1932 wurde er Generalsekretär der estnischen Anthroposophischen Gesellschaft. Tomberg stellte mit seinem Werk eine spirituelle Autorität dar, die Steiners quasi monokratischen Geltungsanspruch als Hellseher in Frage zu stellen wagte. Daraufhin sprach man ihm im Dezember 1933 im Goetheanum die Kompetenz ab, ein authentischer Steiner-Interpret zu sein. Steiners Witwe, Marie Steiner rief zum „unvermeidlichen Kampf“ gegen den „wahnbefangenen“ und „okkulten Lehrer“ Tomberg auf und stellte die Weichen für seinen Ausschluss aus der Anthroposophischen Gesellschaft. Seinem nachmaligen Nachlassverwalter Martin Kriele zufolge habe es nach dem Zweiten Weltkrieg ein Verbot gegeben, Tombergs Bücher in den Studentenzimmern des Priesterseminars der anthroposophischen Christengemeinschaft aufzubewahren.
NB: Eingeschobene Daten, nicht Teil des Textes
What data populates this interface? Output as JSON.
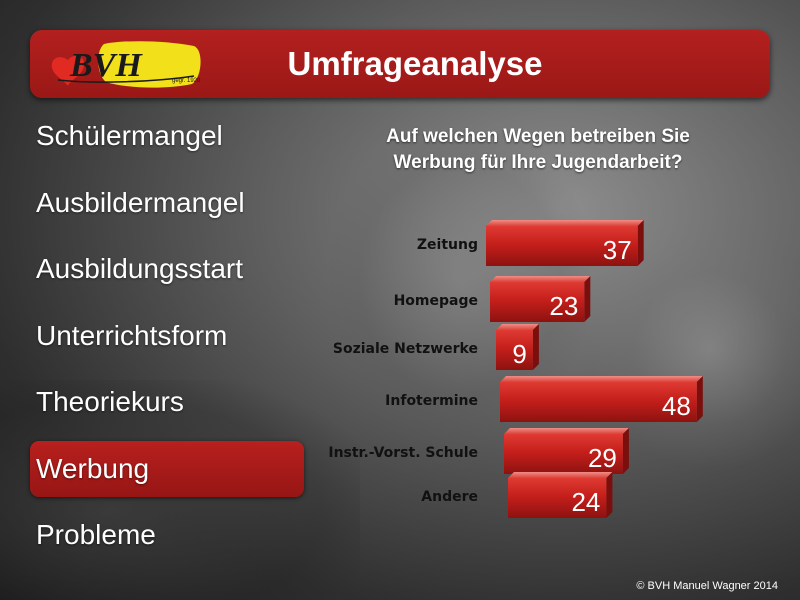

Noch 1995 wurde der bereits 1973 Verstorbene in anthroposophischen Kreisen als geistiger Verräter beschimpft, der „in das Lager [der] unerbittlichen Erzfeinde“ der Anthroposophie (gemeint war die katholische Kirche) gewechselt sei, und man warf ihm vor, „Schmeichelei und Dolchstich mit jesuitischer Raffinesse“ gehandhabt zu haben.[1]
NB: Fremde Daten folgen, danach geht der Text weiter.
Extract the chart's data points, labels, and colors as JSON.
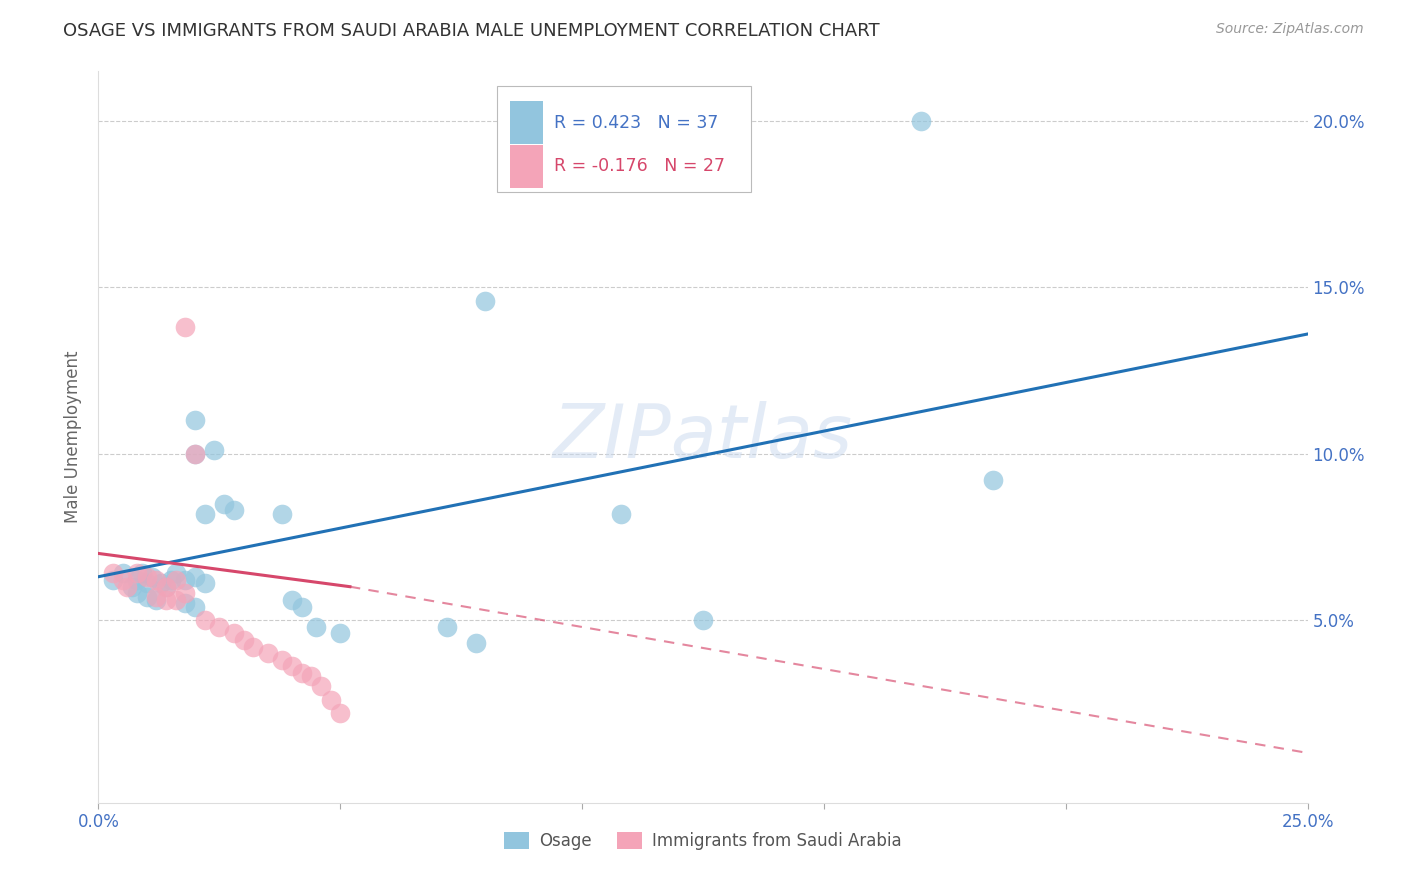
{
  "title": "OSAGE VS IMMIGRANTS FROM SAUDI ARABIA MALE UNEMPLOYMENT CORRELATION CHART",
  "source": "Source: ZipAtlas.com",
  "ylabel": "Male Unemployment",
  "xlim": [
    0.0,
    0.25
  ],
  "ylim": [
    -0.005,
    0.215
  ],
  "blue_color": "#92c5de",
  "pink_color": "#f4a4b8",
  "blue_line_color": "#2171b5",
  "pink_line_color": "#d6476b",
  "watermark": "ZIPatlas",
  "legend1_text": "R = 0.423   N = 37",
  "legend2_text": "R = -0.176   N = 27",
  "legend_label1": "Osage",
  "legend_label2": "Immigrants from Saudi Arabia",
  "blue_points": [
    [
      0.003,
      0.062
    ],
    [
      0.005,
      0.064
    ],
    [
      0.007,
      0.06
    ],
    [
      0.008,
      0.062
    ],
    [
      0.009,
      0.064
    ],
    [
      0.01,
      0.061
    ],
    [
      0.011,
      0.063
    ],
    [
      0.013,
      0.061
    ],
    [
      0.014,
      0.06
    ],
    [
      0.015,
      0.062
    ],
    [
      0.016,
      0.064
    ],
    [
      0.018,
      0.062
    ],
    [
      0.02,
      0.063
    ],
    [
      0.022,
      0.061
    ],
    [
      0.008,
      0.058
    ],
    [
      0.01,
      0.057
    ],
    [
      0.012,
      0.056
    ],
    [
      0.018,
      0.055
    ],
    [
      0.02,
      0.054
    ],
    [
      0.022,
      0.082
    ],
    [
      0.026,
      0.085
    ],
    [
      0.028,
      0.083
    ],
    [
      0.02,
      0.1
    ],
    [
      0.024,
      0.101
    ],
    [
      0.02,
      0.11
    ],
    [
      0.038,
      0.082
    ],
    [
      0.04,
      0.056
    ],
    [
      0.042,
      0.054
    ],
    [
      0.045,
      0.048
    ],
    [
      0.05,
      0.046
    ],
    [
      0.072,
      0.048
    ],
    [
      0.078,
      0.043
    ],
    [
      0.08,
      0.146
    ],
    [
      0.108,
      0.082
    ],
    [
      0.125,
      0.05
    ],
    [
      0.185,
      0.092
    ],
    [
      0.17,
      0.2
    ]
  ],
  "pink_points": [
    [
      0.003,
      0.064
    ],
    [
      0.005,
      0.062
    ],
    [
      0.006,
      0.06
    ],
    [
      0.008,
      0.064
    ],
    [
      0.01,
      0.063
    ],
    [
      0.012,
      0.062
    ],
    [
      0.014,
      0.06
    ],
    [
      0.016,
      0.062
    ],
    [
      0.012,
      0.057
    ],
    [
      0.014,
      0.056
    ],
    [
      0.016,
      0.056
    ],
    [
      0.018,
      0.058
    ],
    [
      0.02,
      0.1
    ],
    [
      0.018,
      0.138
    ],
    [
      0.022,
      0.05
    ],
    [
      0.025,
      0.048
    ],
    [
      0.028,
      0.046
    ],
    [
      0.03,
      0.044
    ],
    [
      0.032,
      0.042
    ],
    [
      0.035,
      0.04
    ],
    [
      0.038,
      0.038
    ],
    [
      0.04,
      0.036
    ],
    [
      0.042,
      0.034
    ],
    [
      0.044,
      0.033
    ],
    [
      0.046,
      0.03
    ],
    [
      0.048,
      0.026
    ],
    [
      0.05,
      0.022
    ]
  ],
  "blue_line": [
    [
      0.0,
      0.063
    ],
    [
      0.25,
      0.136
    ]
  ],
  "pink_line_solid": [
    [
      0.0,
      0.07
    ],
    [
      0.052,
      0.06
    ]
  ],
  "pink_line_dash": [
    [
      0.052,
      0.06
    ],
    [
      0.25,
      0.01
    ]
  ],
  "xtick_positions": [
    0.0,
    0.05,
    0.1,
    0.15,
    0.2,
    0.25
  ],
  "xtick_labels": [
    "0.0%",
    "",
    "",
    "",
    "",
    "25.0%"
  ],
  "ytick_positions": [
    0.05,
    0.1,
    0.15,
    0.2
  ],
  "ytick_labels_right": [
    "5.0%",
    "10.0%",
    "15.0%",
    "20.0%"
  ],
  "grid_lines": [
    0.05,
    0.1,
    0.15,
    0.2
  ],
  "tick_color": "#4472c4",
  "grid_color": "#cccccc"
}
1938 siedelte Tomberg nach Rotterdam über und wohnte in der Zeit des Zweiten Weltkrieges mit Frau und Kind in den Niederlanden. Er arbeitete von 1939 bis 1940 als Sekretär im estnischen Vize-Konsulat in Amsterdam unter dem estnischen Vize-Konsul, dem Niederländer Jan Rot. Durch die deutsche Besatzung der Niederlande und die sowjetische Besatzung Estlands wurde das Vize-Konsulat in Amsterdam geschlossen und Tomberg verlor seine Arbeit.
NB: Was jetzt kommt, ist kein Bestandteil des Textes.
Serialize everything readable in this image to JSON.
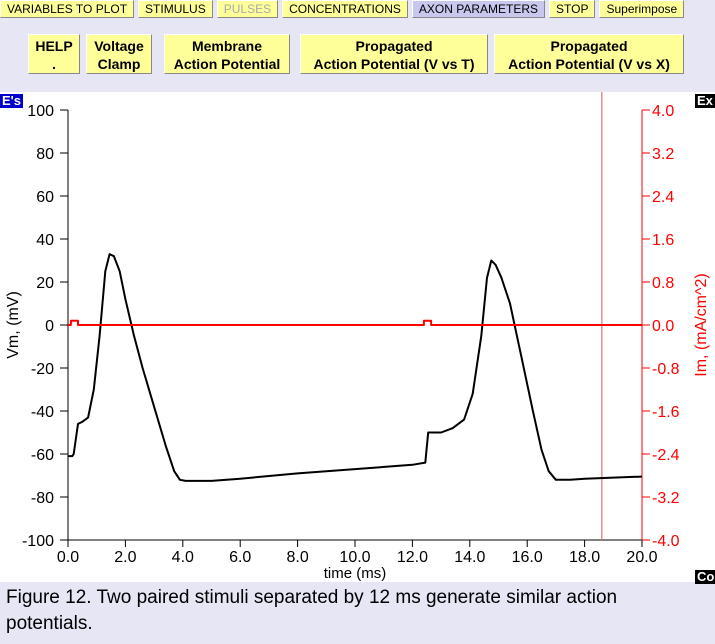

1943 konvertierte Tomberg in die orthodoxe und 1945 in die römisch-katholische Kirche. Tombergs Konversion setzte eine beträchtliche Konversionsbewegung von Anthroposophen in die katholische Kirche in Gang. Unter anderen folgten ihm der Kölner Staatsrechtler Ernst von Hippel und sein Nachlassverwalter Martin Kriele.[1] Es folgten Aufenthalte in Mülheim an der Ruhr, wo er den Wiederaufbau der Volkshochschule leitete, und Köln, wo ihm Ernst von Hippel eine Stelle an der Universität zu Köln anbot. Tomberg promovierte dort zum Dr. jur. und legte Schriften zur Rechtsphilosophie und zum Völkerrecht vor.
Nach kurzer Zeit in London (um 1948) übersiedelte er nach Reading an der Themse, arbeitete bis zu seiner Pensionierung 1960 für die BBC und danach intensiv an seinen Manuskripten, vor allem an seinem Hauptwerk Die großen Arcana des Tarot (1967). Tomberg starb während eines Aufenthaltes auf Mallorca am 24. Februar 1973.
Mit seinen späteren Schriften, die nicht mehr von der Anthroposophie, sondern einer tiefempfundenen Christologie geprägt seien, steht Tomberg in der großen Tradition der christlichen Kirchenväter und Mystiker, der französischen und russischen Hermetik, der jüdischen Kabbala und derjenigen zeitgenössischen Denker, die die Grenzen des wissenschaftlich-materialistischen Weltbilds zu durchbrechen suchten, wie Henri Bergson, C. G. Jung oder Teilhard de Chardin. Tomberg beschränkte sich aber nicht darauf, Traditionen nur rekapitulierend zusammenzufassen, sondern bereicherte diese mit neuen Einsichten.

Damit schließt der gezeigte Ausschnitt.